Home > Article > Technology peripherals > Some thoughts on the world model for robot operation
In recent years, the popularity of world models seems to play some crucial role in robot operation. For embodied intelligence, manipulation is the most important point to break through at this stage. Especially for the following long horizon tasks, how to build a robot "cerebellum" to achieve various complex operating requirements is the most urgent problem that needs to be solved at the moment.

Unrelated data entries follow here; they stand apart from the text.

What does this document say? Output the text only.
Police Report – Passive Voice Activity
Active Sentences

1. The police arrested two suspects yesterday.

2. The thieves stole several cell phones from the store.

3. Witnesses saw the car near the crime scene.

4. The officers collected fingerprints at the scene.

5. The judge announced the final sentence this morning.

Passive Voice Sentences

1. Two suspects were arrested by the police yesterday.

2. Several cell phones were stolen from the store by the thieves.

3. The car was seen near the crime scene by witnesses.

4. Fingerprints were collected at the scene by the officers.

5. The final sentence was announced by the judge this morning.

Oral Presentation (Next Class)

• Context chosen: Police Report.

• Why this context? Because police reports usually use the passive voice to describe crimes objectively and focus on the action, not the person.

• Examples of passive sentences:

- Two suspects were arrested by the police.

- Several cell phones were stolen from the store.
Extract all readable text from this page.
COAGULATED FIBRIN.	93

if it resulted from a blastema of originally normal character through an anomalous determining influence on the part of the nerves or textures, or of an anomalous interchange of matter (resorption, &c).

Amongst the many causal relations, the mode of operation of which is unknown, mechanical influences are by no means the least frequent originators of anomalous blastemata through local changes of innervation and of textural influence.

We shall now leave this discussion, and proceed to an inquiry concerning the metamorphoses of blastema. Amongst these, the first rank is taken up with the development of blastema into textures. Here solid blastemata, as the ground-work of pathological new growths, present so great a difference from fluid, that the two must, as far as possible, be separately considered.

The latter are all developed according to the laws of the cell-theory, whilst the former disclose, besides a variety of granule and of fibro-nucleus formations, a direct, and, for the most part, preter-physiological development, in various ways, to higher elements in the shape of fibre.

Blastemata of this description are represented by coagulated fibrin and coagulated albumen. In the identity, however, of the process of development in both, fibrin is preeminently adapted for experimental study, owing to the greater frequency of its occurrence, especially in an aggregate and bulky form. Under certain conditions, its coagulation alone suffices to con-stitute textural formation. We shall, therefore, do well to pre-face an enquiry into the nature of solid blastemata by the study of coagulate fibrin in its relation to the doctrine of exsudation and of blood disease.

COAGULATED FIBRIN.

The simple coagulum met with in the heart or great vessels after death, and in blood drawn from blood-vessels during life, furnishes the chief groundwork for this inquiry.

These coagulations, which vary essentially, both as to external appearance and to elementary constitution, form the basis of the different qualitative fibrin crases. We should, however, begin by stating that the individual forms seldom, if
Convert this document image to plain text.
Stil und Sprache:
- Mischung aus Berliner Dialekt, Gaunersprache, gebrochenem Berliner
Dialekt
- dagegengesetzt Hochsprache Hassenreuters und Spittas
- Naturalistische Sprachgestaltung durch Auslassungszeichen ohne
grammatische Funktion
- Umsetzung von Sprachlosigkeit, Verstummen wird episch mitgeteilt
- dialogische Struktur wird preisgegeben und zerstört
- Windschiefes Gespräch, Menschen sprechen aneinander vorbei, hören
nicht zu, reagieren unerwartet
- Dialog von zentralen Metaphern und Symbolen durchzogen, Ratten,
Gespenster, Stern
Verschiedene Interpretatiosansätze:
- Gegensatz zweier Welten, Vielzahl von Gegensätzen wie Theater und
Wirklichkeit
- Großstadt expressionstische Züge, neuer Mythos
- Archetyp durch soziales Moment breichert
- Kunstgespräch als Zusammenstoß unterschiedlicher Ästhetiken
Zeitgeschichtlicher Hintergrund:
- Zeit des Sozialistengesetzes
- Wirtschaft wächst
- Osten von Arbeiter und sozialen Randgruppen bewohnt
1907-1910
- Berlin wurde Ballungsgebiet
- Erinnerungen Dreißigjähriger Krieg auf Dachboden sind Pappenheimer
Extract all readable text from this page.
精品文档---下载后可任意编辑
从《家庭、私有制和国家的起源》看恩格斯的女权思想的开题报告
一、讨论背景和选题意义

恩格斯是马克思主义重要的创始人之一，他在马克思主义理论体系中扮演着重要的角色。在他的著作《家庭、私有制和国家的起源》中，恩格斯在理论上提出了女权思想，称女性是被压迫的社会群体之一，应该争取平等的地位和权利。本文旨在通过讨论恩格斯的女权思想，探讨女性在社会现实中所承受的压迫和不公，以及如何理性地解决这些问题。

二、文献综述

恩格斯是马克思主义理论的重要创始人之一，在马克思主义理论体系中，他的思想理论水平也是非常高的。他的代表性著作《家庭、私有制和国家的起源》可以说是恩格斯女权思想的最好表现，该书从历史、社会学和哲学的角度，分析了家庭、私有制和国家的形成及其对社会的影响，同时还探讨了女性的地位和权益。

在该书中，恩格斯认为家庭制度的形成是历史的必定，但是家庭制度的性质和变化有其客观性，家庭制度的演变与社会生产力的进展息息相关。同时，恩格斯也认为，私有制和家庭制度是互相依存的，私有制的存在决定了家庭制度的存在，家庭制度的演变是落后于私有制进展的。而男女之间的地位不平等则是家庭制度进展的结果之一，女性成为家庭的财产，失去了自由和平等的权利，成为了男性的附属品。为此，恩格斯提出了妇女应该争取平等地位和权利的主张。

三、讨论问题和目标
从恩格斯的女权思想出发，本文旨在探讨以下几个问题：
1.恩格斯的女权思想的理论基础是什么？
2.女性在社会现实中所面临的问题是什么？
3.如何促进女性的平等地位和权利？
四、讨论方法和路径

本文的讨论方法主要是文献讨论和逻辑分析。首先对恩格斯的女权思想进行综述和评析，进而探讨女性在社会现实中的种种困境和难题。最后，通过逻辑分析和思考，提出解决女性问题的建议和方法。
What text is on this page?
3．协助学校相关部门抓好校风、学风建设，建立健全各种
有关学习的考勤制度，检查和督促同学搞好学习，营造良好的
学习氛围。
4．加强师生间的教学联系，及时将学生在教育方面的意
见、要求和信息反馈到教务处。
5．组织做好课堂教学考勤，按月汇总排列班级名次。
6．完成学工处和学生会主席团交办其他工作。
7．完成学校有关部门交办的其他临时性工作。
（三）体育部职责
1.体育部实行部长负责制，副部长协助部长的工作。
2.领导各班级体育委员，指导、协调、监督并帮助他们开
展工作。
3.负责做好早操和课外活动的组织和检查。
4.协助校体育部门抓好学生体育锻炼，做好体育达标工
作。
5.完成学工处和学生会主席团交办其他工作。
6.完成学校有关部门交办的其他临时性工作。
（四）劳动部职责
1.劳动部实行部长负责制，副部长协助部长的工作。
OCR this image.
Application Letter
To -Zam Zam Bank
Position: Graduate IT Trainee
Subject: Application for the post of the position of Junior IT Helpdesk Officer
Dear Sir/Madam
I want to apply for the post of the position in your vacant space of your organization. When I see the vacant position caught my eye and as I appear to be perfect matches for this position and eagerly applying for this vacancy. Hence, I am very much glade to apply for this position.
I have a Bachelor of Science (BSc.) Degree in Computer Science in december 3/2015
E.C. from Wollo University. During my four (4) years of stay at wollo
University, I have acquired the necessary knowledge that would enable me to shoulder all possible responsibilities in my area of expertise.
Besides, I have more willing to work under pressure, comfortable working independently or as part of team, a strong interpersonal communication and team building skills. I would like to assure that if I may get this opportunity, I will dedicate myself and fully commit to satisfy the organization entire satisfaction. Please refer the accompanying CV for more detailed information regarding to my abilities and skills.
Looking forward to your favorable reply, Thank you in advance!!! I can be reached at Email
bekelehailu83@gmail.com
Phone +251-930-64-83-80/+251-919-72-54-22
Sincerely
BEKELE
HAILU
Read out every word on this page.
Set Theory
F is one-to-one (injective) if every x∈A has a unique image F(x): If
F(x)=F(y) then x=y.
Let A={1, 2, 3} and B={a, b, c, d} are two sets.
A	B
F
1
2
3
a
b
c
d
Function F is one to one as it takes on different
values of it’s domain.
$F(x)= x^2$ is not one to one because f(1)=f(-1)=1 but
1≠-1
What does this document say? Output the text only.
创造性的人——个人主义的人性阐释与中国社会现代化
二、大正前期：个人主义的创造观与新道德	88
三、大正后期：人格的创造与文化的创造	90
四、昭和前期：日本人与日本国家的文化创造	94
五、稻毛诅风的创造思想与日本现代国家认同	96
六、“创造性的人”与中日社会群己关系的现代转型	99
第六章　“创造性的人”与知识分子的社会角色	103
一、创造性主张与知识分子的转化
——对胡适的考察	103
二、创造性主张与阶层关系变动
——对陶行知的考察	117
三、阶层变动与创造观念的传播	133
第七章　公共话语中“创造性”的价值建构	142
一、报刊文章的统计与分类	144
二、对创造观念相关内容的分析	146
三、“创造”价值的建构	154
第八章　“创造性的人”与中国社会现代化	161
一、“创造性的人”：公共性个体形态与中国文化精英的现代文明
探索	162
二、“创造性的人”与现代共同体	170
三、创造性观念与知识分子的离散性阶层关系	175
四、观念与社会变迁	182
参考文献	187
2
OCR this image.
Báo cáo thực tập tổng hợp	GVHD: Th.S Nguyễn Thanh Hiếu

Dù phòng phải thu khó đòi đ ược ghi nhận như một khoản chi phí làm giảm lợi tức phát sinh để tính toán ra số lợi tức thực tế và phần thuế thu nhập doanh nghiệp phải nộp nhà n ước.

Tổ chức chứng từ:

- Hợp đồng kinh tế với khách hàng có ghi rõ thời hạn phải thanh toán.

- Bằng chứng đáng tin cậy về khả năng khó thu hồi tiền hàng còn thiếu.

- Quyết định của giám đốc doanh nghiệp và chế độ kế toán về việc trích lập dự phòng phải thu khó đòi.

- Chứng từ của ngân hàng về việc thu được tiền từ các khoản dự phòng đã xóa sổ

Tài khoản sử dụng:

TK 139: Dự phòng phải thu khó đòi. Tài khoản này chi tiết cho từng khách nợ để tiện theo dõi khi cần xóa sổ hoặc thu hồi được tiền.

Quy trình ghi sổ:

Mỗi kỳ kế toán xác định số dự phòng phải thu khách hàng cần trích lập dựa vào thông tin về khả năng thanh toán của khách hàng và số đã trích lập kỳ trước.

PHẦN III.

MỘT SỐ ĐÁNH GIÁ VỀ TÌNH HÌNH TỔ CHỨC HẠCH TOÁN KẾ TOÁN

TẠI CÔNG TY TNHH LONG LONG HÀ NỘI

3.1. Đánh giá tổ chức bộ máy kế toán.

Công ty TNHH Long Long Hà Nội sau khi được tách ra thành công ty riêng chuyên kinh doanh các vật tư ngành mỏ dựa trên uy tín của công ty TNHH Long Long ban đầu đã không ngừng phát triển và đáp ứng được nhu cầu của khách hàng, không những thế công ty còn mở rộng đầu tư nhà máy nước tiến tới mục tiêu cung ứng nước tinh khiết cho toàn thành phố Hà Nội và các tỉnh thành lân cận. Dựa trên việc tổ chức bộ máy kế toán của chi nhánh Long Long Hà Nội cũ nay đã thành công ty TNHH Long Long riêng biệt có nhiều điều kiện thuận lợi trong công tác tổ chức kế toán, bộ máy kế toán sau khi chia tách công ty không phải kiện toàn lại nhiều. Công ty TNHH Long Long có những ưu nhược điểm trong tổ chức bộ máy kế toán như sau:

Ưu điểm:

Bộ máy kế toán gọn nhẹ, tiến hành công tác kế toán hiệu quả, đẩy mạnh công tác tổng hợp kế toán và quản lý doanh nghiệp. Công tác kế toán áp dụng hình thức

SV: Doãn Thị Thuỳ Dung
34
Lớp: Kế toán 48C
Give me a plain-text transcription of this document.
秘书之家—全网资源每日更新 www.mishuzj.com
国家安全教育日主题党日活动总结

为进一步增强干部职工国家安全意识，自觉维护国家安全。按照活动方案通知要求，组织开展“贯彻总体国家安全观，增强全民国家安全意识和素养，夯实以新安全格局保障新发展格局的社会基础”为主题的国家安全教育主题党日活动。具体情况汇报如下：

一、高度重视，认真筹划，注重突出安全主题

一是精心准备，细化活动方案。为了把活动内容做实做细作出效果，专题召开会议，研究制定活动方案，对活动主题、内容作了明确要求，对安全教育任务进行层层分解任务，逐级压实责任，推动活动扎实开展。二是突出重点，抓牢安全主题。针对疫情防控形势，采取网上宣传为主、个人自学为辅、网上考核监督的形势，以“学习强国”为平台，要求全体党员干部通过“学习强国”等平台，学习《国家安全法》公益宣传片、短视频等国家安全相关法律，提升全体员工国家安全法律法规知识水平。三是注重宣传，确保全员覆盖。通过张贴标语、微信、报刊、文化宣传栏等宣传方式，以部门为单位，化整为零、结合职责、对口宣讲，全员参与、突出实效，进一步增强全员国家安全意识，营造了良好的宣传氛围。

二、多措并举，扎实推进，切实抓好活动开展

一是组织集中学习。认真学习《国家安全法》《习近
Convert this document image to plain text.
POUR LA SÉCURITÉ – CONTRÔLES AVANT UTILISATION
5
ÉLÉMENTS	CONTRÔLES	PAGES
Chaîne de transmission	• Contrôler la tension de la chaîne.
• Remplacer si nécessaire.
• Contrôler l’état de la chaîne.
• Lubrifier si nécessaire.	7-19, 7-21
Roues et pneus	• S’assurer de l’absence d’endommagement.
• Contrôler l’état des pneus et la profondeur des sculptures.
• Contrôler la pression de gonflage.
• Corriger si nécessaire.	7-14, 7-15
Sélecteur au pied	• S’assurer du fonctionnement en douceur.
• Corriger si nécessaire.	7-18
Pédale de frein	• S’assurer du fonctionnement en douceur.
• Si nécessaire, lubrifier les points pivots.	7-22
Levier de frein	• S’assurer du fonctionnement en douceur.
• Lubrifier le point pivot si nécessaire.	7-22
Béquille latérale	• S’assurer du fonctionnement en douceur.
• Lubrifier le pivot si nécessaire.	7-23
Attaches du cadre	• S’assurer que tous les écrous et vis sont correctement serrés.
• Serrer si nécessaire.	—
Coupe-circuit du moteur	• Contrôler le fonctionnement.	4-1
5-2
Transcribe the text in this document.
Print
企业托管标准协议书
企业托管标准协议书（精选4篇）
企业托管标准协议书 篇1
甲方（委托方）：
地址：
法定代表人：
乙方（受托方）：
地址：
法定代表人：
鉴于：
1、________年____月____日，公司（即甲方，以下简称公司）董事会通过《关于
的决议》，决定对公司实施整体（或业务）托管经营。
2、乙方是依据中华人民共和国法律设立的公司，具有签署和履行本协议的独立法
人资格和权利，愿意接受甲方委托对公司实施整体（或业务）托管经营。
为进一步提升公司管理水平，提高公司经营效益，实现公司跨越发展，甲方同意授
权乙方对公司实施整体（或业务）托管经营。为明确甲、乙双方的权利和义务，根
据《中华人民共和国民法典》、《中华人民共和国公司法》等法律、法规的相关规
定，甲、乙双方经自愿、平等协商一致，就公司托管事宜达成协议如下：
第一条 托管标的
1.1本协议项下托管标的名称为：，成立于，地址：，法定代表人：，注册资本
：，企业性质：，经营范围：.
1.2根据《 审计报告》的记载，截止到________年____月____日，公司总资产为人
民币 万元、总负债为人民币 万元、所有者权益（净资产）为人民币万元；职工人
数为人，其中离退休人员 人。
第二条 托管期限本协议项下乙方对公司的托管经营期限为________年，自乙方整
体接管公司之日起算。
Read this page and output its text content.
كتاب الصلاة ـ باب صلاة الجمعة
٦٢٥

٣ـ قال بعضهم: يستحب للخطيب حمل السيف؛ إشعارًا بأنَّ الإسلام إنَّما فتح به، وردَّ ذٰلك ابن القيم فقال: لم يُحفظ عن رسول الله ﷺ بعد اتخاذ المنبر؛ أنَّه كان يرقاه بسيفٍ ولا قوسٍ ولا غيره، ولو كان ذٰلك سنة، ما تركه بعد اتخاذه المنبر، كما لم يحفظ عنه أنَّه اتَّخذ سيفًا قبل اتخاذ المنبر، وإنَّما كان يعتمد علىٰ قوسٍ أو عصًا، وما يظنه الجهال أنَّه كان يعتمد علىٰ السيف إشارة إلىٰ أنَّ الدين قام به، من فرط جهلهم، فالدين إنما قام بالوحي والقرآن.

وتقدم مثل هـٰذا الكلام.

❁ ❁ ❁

When using LM to apply on robots, a common approach is to provide various APIs in the context, and then let LLM automatically write planning code according to the task prompt. Please refer to the article:
The advantage of this method is that it is very intuitive and can clearly grasp the disassembly logic of the task, such as moving to A, picking up B, moving to C, and putting down B. But the premise of this operation is to be able to split the entire task into atomic operations (move, grab, place, etc.). But if it is a more complex task, such as folding clothes, it is naturally difficult to split the task, so what should we do at this time? In fact, for manipulation, we should face a lot of tasks that are long horizon and difficult to split.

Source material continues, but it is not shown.